Je cherche où nous sommes. Ici, nous sommes ici. Je déplie la carte et cela fait de la poussière et du bruit : du bruit, ici, il n’y en a pas. Des oiseaux, des abeilles qui zigzaguent en vrombissant, ce n’est pas du bruit ; du vent dans les branches, tout là-haut, puis du soleil dans tout ça, soleil compris, tout semble chanter, ce qui n’est pas du bruit non plus. Mais de la poussière, alors, à foison ; noire, résinée, suiffée, pas désagréable au fond, juste omniprésente, où que l’on se mette et quoiqu’on touche, interrompant de la sorte toute tâche, y compris mentale, et cela parce que le besoin se fait sentir de retourner se laver les mains. Sans cesse, il faudrait lessiver le plancher, brosser les rondins, changer les draps, vider les armoires, colmater le plafond. Les objets sont tenaces ; aucun regard, ici, ne s’y pose sans en obtenir, en retour, et comme une gifle, l’accusation pertinente de les laisser sales et salissants. Je me dis cent fois par jour que l’endroit me plaît, qu’il est paradisiaque, et que je suis content de me laver les mains vingt fois la journée. Je ne fais pas les repas : manière de me revancher, je fais le ménage.

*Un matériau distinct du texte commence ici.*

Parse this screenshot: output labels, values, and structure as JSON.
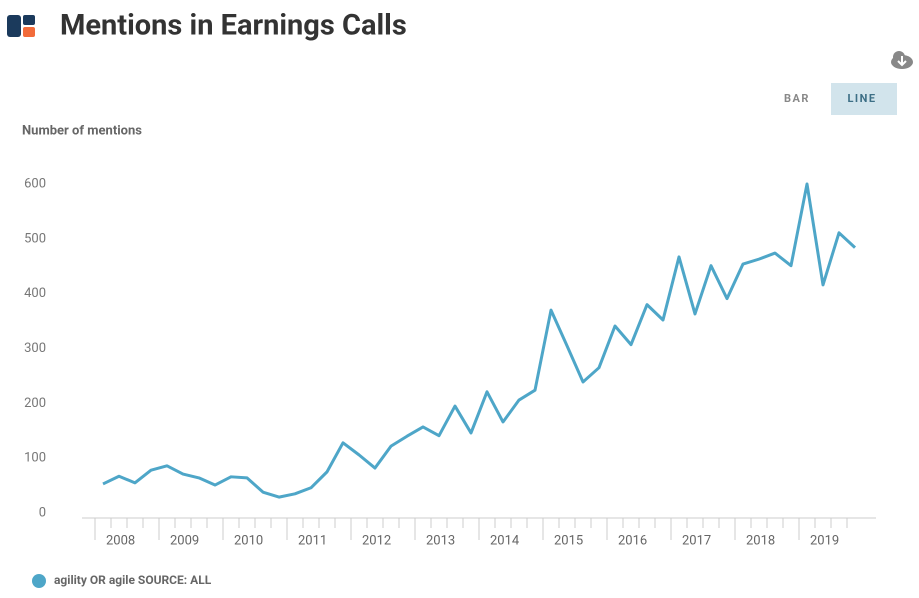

Je déplie la carte et je la replie différemment. Maintenant, je vois ce que je veux de la façon dont je le veux. Là, de l’orée de la forêt, monte la route, et voici la carrière abandonnée qui sert à nos prises de vue. Voici le chalet de Monsieur Tattet, notre plus proche voisin, qui monte les courses et le courrier. C’est appréciable. Un type bizarre, aimable, et dont la foi profonde contredit sa nature plus profonde encore en le contraignant à rendre service à d’aussi parfaits inconnus que nous le sommes pour lui. Quand il arrive, et que nous lui faisons du café, de manière à l’engager à s’incruster, ce qui le culpabilise à notre encontre et l’oblige à tripler ses offres de service, il insiste et se fait tout misérable et penaud, si nous refusons ; mais dissimule aussi très mal le soulagement que lui vaut notre refus, lorsqu’un bref exposé parvient à lui persuader de l’accepter, — soulagement tout momentané toutefois, qu’il paie d’un nouvel accès de sensations coupables. Lorsqu’il s’en va, nous rions. Les gens sont ce qu’ils sont ; je ne crois pas souvent judicieux de tenter de les changer, sauf à désirer les déstabiliser.
Cela sent bon le café, Mousa vient de se lever. Parfois, c’est café, parfois, c’est thé ; j’ai l’habitude du thé, Mousa, le contraire, et maintenant, la voici lancée, le bruit de ses pas, qui viennent et vont, remplissent l’espace avec celui des portes qui battent et des objets et meubles que son passage remue. Quand je me compare — et ce n’est pas la chose à faire, mais c’est pour dire — je fais tout très lentement, tant Mousa fait vite : déjà, la voici, son mug à la main, près de moi, qui pointe de l’index de sa main libre tel ou tel endroit de la carte : les terriers, sa passion. Là, sont les renards, et là, les blaireaux — à chaque virgule, une gorgée de café — ; moi, je hoche la tête, à croire que je suis au courant, comme un professeur d’apprentissage qui fait passer un examen. Des moucherons dansent devant moi, je les chasse, et Mousa poursuit ses explications tout en fumant sa première cigarette, les moucherons s’en vont.